Pour passer cette période de crise énergétique, le Cambodge a lancé un appel à ses pays voisins pour qu'ils réévaluent leurs actuelles exportations d'énergie au royaume. L'année dernière, 442 MW ont été importés de Thaïlande, du Laos et du Vietnam. Ce dernier, qui connait également de sérieux problèmes de distribution, a refusé d'étendre ses ventes. Les dirigeants d'EDC ont annoncé, en revanche, qu'ils vont acheter 80 MW en Thaïlande et 10 au Laos. Le pays du million d'éléphants a, en marge de cet accord, précisé que ces 10 MW font partie d'un total de 200 MW livrés au Cambodge sur la période 2019-2021.

Le techniciens d'EDC sont de véritables piles électriques depuis quelques jours, et ne s'active pas seulement aux frontières du pays. Des représentants ont rencontré la semaine dernière des membres de l'ambassade turque à Phnom Penh pour discuter du prix et des conditions de l'installation d'une centrale électrique flottante au Cambodge. Toujours en vue de remédier à cette pénurie.

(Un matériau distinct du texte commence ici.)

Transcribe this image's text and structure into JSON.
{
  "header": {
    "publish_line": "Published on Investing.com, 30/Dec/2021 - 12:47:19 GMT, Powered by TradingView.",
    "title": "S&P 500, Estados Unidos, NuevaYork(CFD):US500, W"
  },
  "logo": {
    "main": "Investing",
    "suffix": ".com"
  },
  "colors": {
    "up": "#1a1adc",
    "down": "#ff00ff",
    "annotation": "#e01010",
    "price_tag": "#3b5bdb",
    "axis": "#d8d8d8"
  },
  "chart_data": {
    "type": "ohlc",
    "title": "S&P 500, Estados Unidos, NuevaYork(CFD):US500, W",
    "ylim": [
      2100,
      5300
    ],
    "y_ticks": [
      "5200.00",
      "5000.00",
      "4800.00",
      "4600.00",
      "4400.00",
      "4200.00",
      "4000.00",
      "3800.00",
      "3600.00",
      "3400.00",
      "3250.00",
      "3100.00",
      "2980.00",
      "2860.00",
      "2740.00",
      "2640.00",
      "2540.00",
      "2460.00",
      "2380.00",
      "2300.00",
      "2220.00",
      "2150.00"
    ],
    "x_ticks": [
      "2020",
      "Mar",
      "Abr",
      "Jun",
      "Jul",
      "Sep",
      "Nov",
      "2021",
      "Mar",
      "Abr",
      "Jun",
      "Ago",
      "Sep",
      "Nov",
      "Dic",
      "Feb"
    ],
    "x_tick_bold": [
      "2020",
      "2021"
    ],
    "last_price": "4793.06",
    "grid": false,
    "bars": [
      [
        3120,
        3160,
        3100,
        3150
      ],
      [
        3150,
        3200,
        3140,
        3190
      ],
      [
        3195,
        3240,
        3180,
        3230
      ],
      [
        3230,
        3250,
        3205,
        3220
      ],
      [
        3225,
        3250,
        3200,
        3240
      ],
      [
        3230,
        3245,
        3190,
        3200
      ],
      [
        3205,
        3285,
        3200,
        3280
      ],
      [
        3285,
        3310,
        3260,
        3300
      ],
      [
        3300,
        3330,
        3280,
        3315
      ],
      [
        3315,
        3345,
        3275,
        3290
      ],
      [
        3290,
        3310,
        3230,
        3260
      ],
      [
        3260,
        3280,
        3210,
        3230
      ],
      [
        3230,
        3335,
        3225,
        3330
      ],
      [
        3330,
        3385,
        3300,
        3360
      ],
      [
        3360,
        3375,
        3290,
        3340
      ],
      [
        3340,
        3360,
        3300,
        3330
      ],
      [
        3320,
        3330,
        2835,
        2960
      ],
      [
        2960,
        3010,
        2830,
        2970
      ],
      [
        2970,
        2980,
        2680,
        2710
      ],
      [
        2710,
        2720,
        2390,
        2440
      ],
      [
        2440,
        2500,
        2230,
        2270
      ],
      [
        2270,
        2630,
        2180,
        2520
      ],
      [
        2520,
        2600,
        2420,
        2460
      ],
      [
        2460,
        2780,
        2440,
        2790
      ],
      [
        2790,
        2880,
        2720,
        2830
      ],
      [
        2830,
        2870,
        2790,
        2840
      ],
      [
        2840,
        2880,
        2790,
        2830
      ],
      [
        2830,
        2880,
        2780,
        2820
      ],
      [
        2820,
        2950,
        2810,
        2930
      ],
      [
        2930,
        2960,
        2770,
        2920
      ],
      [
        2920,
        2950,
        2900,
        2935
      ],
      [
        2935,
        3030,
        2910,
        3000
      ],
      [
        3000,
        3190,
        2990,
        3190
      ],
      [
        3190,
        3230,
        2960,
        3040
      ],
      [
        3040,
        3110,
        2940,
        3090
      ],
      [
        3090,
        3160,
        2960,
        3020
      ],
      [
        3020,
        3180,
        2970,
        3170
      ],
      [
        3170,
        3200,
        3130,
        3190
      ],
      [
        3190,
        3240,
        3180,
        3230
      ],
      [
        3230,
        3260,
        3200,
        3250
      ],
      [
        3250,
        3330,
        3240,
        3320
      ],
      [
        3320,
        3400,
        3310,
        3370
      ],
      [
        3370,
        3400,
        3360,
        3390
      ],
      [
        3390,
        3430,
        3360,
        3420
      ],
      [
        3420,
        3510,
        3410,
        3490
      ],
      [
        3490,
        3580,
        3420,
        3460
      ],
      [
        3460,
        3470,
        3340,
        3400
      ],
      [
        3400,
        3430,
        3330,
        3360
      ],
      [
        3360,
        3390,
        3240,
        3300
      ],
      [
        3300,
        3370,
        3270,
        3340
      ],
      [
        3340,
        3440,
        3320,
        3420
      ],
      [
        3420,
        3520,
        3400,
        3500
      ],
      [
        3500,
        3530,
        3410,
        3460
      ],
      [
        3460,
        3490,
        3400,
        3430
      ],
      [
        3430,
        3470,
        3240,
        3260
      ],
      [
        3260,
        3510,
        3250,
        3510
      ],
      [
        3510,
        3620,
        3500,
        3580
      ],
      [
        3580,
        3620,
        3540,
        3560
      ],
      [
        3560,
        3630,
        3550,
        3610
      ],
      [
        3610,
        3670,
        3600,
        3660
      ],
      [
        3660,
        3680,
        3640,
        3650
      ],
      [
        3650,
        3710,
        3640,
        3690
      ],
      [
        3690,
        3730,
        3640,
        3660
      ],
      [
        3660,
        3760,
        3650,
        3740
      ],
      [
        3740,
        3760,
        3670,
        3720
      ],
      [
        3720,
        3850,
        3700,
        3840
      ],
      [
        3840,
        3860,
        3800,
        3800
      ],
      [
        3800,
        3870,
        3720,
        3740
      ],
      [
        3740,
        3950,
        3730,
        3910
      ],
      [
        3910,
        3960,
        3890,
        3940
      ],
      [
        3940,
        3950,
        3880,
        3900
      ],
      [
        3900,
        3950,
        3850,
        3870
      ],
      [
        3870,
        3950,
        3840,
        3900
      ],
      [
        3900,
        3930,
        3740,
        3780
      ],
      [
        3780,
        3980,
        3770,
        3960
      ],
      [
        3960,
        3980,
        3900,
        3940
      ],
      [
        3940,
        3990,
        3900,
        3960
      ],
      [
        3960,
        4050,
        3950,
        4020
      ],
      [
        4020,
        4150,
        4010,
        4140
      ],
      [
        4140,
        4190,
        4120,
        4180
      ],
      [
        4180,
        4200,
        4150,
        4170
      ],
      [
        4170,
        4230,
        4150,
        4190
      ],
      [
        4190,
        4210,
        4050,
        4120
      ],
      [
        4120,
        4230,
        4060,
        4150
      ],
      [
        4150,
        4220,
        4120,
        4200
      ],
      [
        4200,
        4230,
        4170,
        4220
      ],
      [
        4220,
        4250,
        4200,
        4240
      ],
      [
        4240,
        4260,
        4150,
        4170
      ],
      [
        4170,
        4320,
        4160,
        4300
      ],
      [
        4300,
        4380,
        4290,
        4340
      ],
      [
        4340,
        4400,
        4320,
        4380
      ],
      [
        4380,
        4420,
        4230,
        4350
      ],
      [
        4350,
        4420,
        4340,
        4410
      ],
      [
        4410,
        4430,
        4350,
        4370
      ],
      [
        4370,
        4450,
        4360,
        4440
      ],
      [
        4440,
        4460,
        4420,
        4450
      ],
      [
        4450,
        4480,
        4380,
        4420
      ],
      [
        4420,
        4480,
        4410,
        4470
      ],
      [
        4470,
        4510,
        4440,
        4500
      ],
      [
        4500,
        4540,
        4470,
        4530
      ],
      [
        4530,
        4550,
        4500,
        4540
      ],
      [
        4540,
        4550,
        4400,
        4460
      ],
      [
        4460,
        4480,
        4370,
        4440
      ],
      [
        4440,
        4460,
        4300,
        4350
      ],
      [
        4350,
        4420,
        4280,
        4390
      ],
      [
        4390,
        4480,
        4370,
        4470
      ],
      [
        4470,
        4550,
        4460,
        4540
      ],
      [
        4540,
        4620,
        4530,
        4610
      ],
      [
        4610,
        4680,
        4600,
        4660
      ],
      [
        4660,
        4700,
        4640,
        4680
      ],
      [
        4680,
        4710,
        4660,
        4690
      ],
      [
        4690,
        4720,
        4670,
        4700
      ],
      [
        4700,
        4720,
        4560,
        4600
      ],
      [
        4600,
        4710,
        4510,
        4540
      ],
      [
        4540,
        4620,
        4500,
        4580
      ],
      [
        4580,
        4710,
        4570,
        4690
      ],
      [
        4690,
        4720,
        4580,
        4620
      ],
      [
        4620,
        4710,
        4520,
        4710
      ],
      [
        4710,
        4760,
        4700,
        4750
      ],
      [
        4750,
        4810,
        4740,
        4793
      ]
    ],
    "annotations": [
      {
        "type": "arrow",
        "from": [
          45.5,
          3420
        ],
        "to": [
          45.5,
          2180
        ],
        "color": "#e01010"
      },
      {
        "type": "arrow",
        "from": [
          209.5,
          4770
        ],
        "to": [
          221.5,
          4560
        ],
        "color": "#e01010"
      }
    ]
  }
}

Électricité du Cambodge veut également mettre un coup d'accélérateur sur le secteur de l'énergie solaire. La province de Kompong Speu abrite de nombreuses ébauches de parcs solaires. Celui de Tmat Pong, capable de produire 60 MW, va être, par la force des choses, mis à la disposition d'EDC bien en avance. « Le parc produira 20 MW à la mi-avril et fonctionnera à pleine capacité en août. Ce projet sera donc terminé quatre mois avant la date stipulée dans le contrat », a publié le fournisseur d'énergie sur son compte Facebook.

Les économies d'énergies sont primordiales en cette période de pénurie. Ce n'est évidemment pas un effort de guerre mais de crise énergétique qui est demandé à chacun durant cette saison sèche. Un effort citoyen en somme pour qu'un relatif équlibre soit ces mois-ci possible dans la distribution de l'électricité au royaume.